Following up on a story we reported about two months ago, Illinois’s decision to abandon its current science test for students in fourth, seventh, and 11th grade has put the state in hot water with the federal government, the Chicago Tribune reports.
We reported that the state had decided to move forward with a pilot for new science tests based on the Next Generation Science Standards, which the state, along with about a dozen others, has adopted. But other states continued to administer their old science tests, as required under federal law, to students once in grades 3–5, once to students in grades 6–9, and once to students in grades 10–12, even as they made plans to develop new science tests based on the NGSS.
Illinois was negotiating with the US Department of Education, seeking a waiver from the science test requirement, but state officials decided to move forward with their plans to ditch the old test before that waiver came through. And then, when the waiver didn’t come through as the state had hoped—and the feds found out that Illinois had already put its plan into motion—they sent Illinois a letter demanding they test students in science.

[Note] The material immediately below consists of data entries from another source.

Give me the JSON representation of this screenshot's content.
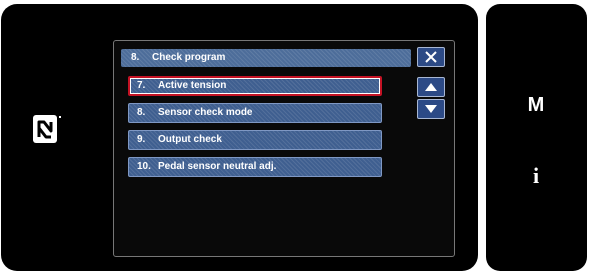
{
  "title_bar": {
    "number": "8.",
    "label": "Check program"
  },
  "menu": {
    "items": [
      {
        "number": "7.",
        "label": "Active tension",
        "selected": true
      },
      {
        "number": "8.",
        "label": "Sensor check mode",
        "selected": false
      },
      {
        "number": "9.",
        "label": "Output check",
        "selected": false
      },
      {
        "number": "10.",
        "label": "Pedal sensor neutral adj.",
        "selected": false
      }
    ]
  },
  "side_panel": {
    "m_label": "M",
    "info_label": "i"
  },
  "icons": {
    "close": "close-icon",
    "scroll_up": "arrow-up-icon",
    "scroll_down": "arrow-down-icon",
    "nfc": "nfc-icon"
  },
  "colors": {
    "bezel": "#000000",
    "item_bg": "#3f5f90",
    "button_bg": "#2c4a86",
    "selection_border": "#c41224"
  }
}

“We’re working on our plan to provide a science assessment in 2015-16 and will submit it to the US Department of Education by June 30, per the letter,” the Tribune quoted Illinois State Board of Education spokeswoman Mary Fergus as saying last week in an email.
As the Tribune noted, the decision to drop the science test from Illinois’s testing regimen was made at a time when tests in math and reading from the Partnership for Assessment of Readiness for College and Careers, or PARCC, were launching and increasing the amount of time students spend taking standardized tests.